The lawyers representing the house owners alleged that the firms fabricated documents if they failed to find the proper ones. Half-baked employees signed the affidavits without knowing anything about the contents. Attorney Linda Tirelli of New York dealing with bankruptcy said that it was “cheaper to make the documents up than … to dig them up.
Lawyer James Kowalski of Florida recently testified before the legislators of the Congress. He referred to a case wherein two firms attempted to foreclose on one property. Both of them claimed to have the note.
The lenders on the other said that considering the volume of work, the mistakes were minimal and could be easily rectified. Last October many banks like Bank of America and GMAC Mortgage suspended temporarily
foreclosure operations to review their procedure. The mortgage industry has tried to defend, in the face of harsh criticism, the bundling of mortgages into securities and selling them to international investors. Tom Deutsch of American Securitization Forum (executive director) said that mistakes may occur but in general broadly the “process is sound”.
Legal pundits said that if the lenders prove their legal standing to foreclose then the recent confusion has only delayed the inevitable. But it remains to be seen if the problems are of a minor nature said the Congressional Oversight Panel. The report stated that in the worst case the banks may fail to prove their ownership. This will cloud the property titles of millions of houses and cause immense damage to the banks.

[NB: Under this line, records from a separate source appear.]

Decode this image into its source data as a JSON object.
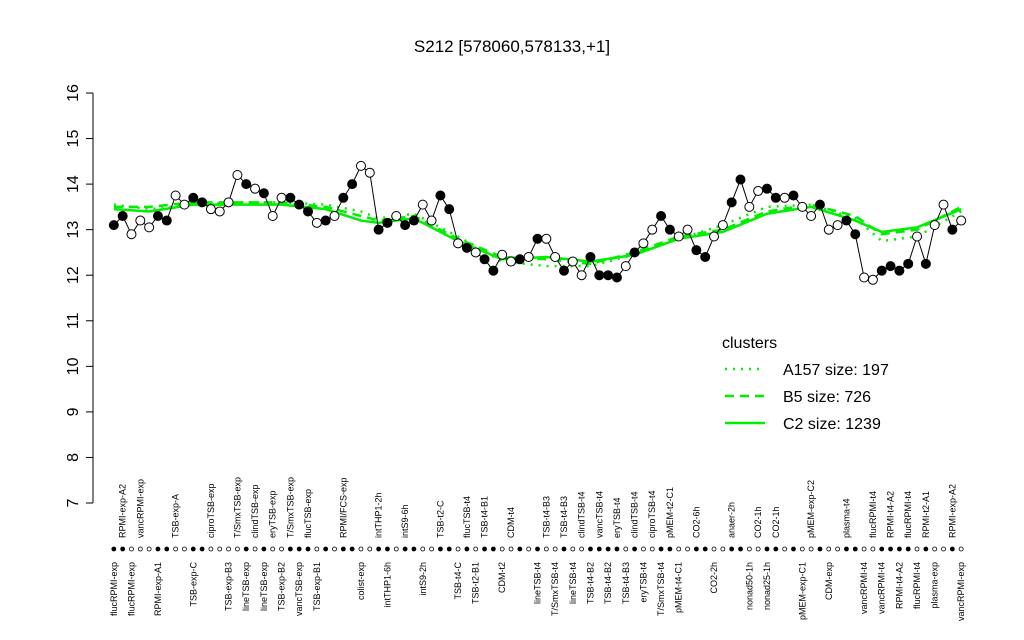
{
  "chart_data": {
    "type": "line",
    "title": "S212 [578060,578133,+1]",
    "ylim": [
      7,
      16
    ],
    "yticks": [
      7,
      8,
      9,
      10,
      11,
      12,
      13,
      14,
      15,
      16
    ],
    "xlim": [
      0,
      98
    ],
    "categories": [
      "flucRPMI-exp",
      "RPMI-exp-A2",
      "flucRPMI-exp",
      "vancRPMI-exp",
      null,
      "RPMI-exp-A1",
      null,
      "TSB-exp-A",
      null,
      "TSB-exp-C",
      null,
      "ciproTSB-exp",
      null,
      "TSB-exp-B3",
      "T/SmxTSB-exp",
      "lineTSB-exp",
      "clindTSB-exp",
      "lineTSB-exp",
      "eryTSB-exp",
      "TSB-exp-B2",
      "T/SmxTSB-exp",
      "vancTSB-exp",
      "flucTSB-exp",
      "TSB-exp-B1",
      null,
      null,
      "RPMI/FCS-exp",
      null,
      "colist-exp",
      null,
      "intTHP1-2h",
      "intTHP1-6h",
      null,
      "intS9-6h",
      null,
      "intS9-2h",
      null,
      "TSB-t2-C",
      null,
      "TSB-t4-C",
      "flucTSB-t4",
      "TSB-t2-B1",
      "TSB-t4-B1",
      null,
      "CDM-t2",
      "CDM-t4",
      null,
      null,
      "lineTSB-t4",
      "TSB-t4-B3",
      "T/SmxTSB-t4",
      "TSB-t4-B3",
      "lineTSB-t4",
      "clindTSB-t4",
      "TSB-t4-B2",
      "vancTSB-t4",
      "TSB-t4-B2",
      "eryTSB-t4",
      "TSB-t4-B3",
      "clindTSB-t4",
      "eryTSB-t4",
      "ciproTSB-t4",
      "T/SmxTSB-t4",
      "pMEM-t2-C1",
      "pMEM-t4-C1",
      null,
      "CO2-6h",
      null,
      "CO2-2h",
      null,
      "anaer-2h",
      null,
      "nonad50-1h",
      "CO2-1h",
      "nonad25-1h",
      "CO2-1h",
      null,
      null,
      "pMEM-exp-C1",
      "pMEM-exp-C2",
      null,
      "CDM-exp",
      null,
      "plasma-t4",
      null,
      "vancRPMI-t4",
      "flucRPMI-t4",
      "vancRPMI-t4",
      "RPMI-t4-A2",
      "RPMI-t4-A2",
      "flucRPMI-t4",
      "flucRPMI-t4",
      "RPMI-t2-A1",
      "plasma-exp",
      null,
      "RPMI-exp-A2",
      "vancRPMI-exp"
    ],
    "values": [
      13.1,
      13.3,
      12.9,
      13.2,
      13.05,
      13.3,
      13.2,
      13.75,
      13.55,
      13.7,
      13.6,
      13.45,
      13.4,
      13.6,
      14.2,
      14.0,
      13.9,
      13.8,
      13.3,
      13.7,
      13.7,
      13.55,
      13.4,
      13.15,
      13.2,
      13.3,
      13.7,
      14.0,
      14.4,
      14.25,
      13.0,
      13.15,
      13.3,
      13.1,
      13.2,
      13.55,
      13.2,
      13.75,
      13.45,
      12.7,
      12.6,
      12.5,
      12.35,
      12.1,
      12.45,
      12.3,
      12.35,
      12.4,
      12.8,
      12.8,
      12.4,
      12.1,
      12.3,
      12.0,
      12.4,
      12.0,
      12.0,
      11.95,
      12.2,
      12.5,
      12.7,
      13.0,
      13.3,
      13.0,
      12.85,
      13.0,
      12.55,
      12.4,
      12.85,
      13.1,
      13.6,
      14.1,
      13.5,
      13.85,
      13.9,
      13.7,
      13.7,
      13.75,
      13.5,
      13.3,
      13.55,
      13.0,
      13.1,
      13.2,
      12.9,
      11.95,
      11.9,
      12.1,
      12.2,
      12.1,
      12.25,
      12.85,
      12.25,
      13.1,
      13.55,
      13.0,
      13.2
    ],
    "marker_filled": [
      true,
      true,
      false,
      false,
      false,
      true,
      true,
      false,
      false,
      true,
      true,
      false,
      false,
      false,
      false,
      true,
      false,
      true,
      false,
      false,
      true,
      true,
      true,
      false,
      true,
      false,
      true,
      true,
      false,
      false,
      true,
      true,
      false,
      true,
      true,
      false,
      false,
      true,
      true,
      false,
      true,
      false,
      true,
      true,
      false,
      false,
      true,
      false,
      true,
      false,
      false,
      true,
      false,
      false,
      true,
      true,
      true,
      true,
      false,
      true,
      false,
      false,
      true,
      true,
      false,
      false,
      true,
      true,
      false,
      false,
      true,
      true,
      false,
      false,
      true,
      true,
      false,
      true,
      false,
      false,
      true,
      false,
      false,
      true,
      true,
      false,
      false,
      true,
      true,
      true,
      true,
      false,
      true,
      false,
      false,
      true,
      false
    ],
    "series": [
      {
        "name": "A157 size: 197",
        "style": "dotted",
        "color": "#00ee00",
        "x": [
          1,
          5,
          10,
          15,
          20,
          25,
          29,
          31,
          35,
          40,
          45,
          50,
          55,
          60,
          65,
          70,
          75,
          80,
          85,
          88,
          92,
          97
        ],
        "values": [
          13.55,
          13.45,
          13.55,
          13.6,
          13.6,
          13.55,
          13.4,
          13.25,
          13.35,
          12.85,
          12.3,
          12.2,
          12.2,
          12.45,
          12.8,
          13.1,
          13.5,
          13.55,
          13.25,
          12.75,
          12.85,
          13.4
        ]
      },
      {
        "name": "B5 size: 726",
        "style": "dashed",
        "color": "#00ee00",
        "x": [
          1,
          5,
          10,
          15,
          20,
          25,
          29,
          31,
          35,
          40,
          45,
          50,
          55,
          60,
          65,
          70,
          75,
          80,
          85,
          88,
          92,
          97
        ],
        "values": [
          13.5,
          13.5,
          13.6,
          13.6,
          13.6,
          13.5,
          13.3,
          13.2,
          13.3,
          12.8,
          12.4,
          12.35,
          12.25,
          12.5,
          12.85,
          13.0,
          13.4,
          13.55,
          13.3,
          12.9,
          13.0,
          13.5
        ]
      },
      {
        "name": "C2 size: 1239",
        "style": "solid",
        "color": "#00ee00",
        "x": [
          1,
          5,
          10,
          15,
          20,
          25,
          29,
          31,
          35,
          40,
          45,
          50,
          55,
          60,
          65,
          70,
          75,
          80,
          85,
          88,
          92,
          97
        ],
        "values": [
          13.45,
          13.4,
          13.55,
          13.55,
          13.55,
          13.45,
          13.2,
          13.15,
          13.25,
          12.75,
          12.35,
          12.4,
          12.3,
          12.45,
          12.8,
          12.95,
          13.35,
          13.5,
          13.2,
          12.95,
          13.05,
          13.45
        ]
      }
    ],
    "legend_title": "clusters"
  }
}
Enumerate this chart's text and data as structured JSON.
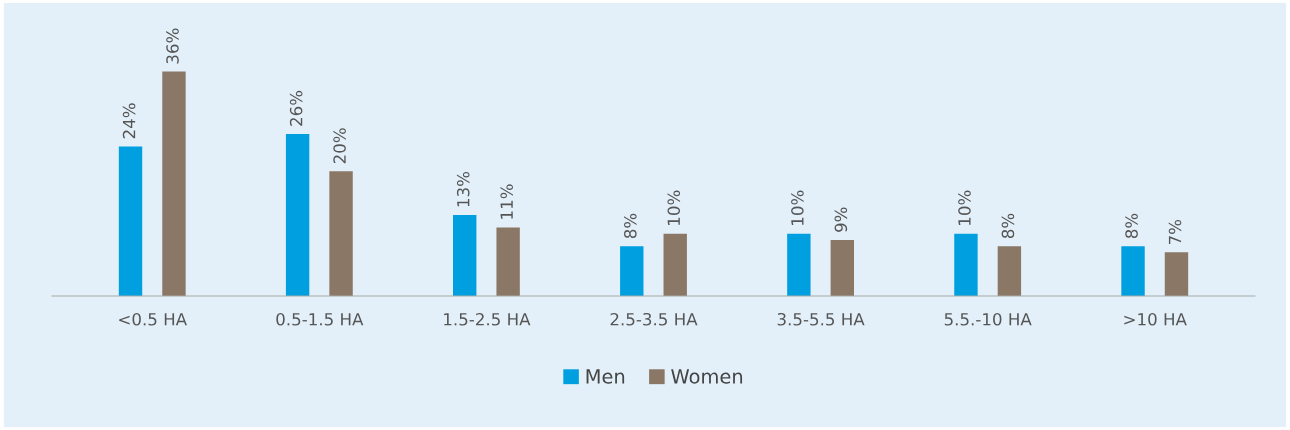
{
  "chart_data": {
    "type": "bar",
    "categories": [
      "<0.5 HA",
      "0.5-1.5 HA",
      "1.5-2.5 HA",
      "2.5-3.5 HA",
      "3.5-5.5 HA",
      "5.5.-10 HA",
      ">10 HA"
    ],
    "series": [
      {
        "name": "Men",
        "color": "#009fdf",
        "values": [
          24,
          26,
          13,
          8,
          10,
          10,
          8
        ],
        "value_labels": [
          "24%",
          "26%",
          "13%",
          "8%",
          "10%",
          "10%",
          "8%"
        ]
      },
      {
        "name": "Women",
        "color": "#8b7765",
        "values": [
          36,
          20,
          11,
          10,
          9,
          8,
          7
        ],
        "value_labels": [
          "36%",
          "20%",
          "11%",
          "10%",
          "9%",
          "8%",
          "7%"
        ]
      }
    ],
    "tick_labels": "x",
    "legend": "bottom",
    "grid": false
  }
}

The matter is technical but the potential risk to the economy of the country is dangerous commented Professor Adam Levitin of Georgetown University. Speaking at Winslow he said that he had frequently come across cases where lenders have failed to prove their legal standing. Levitin said that if the transfer of mortgages were not properly legally done “then mortgage-backed securities would in fact not be backed by any mortgages whatsoever”. Thus improper transfer means banks do not have the right to foreclose.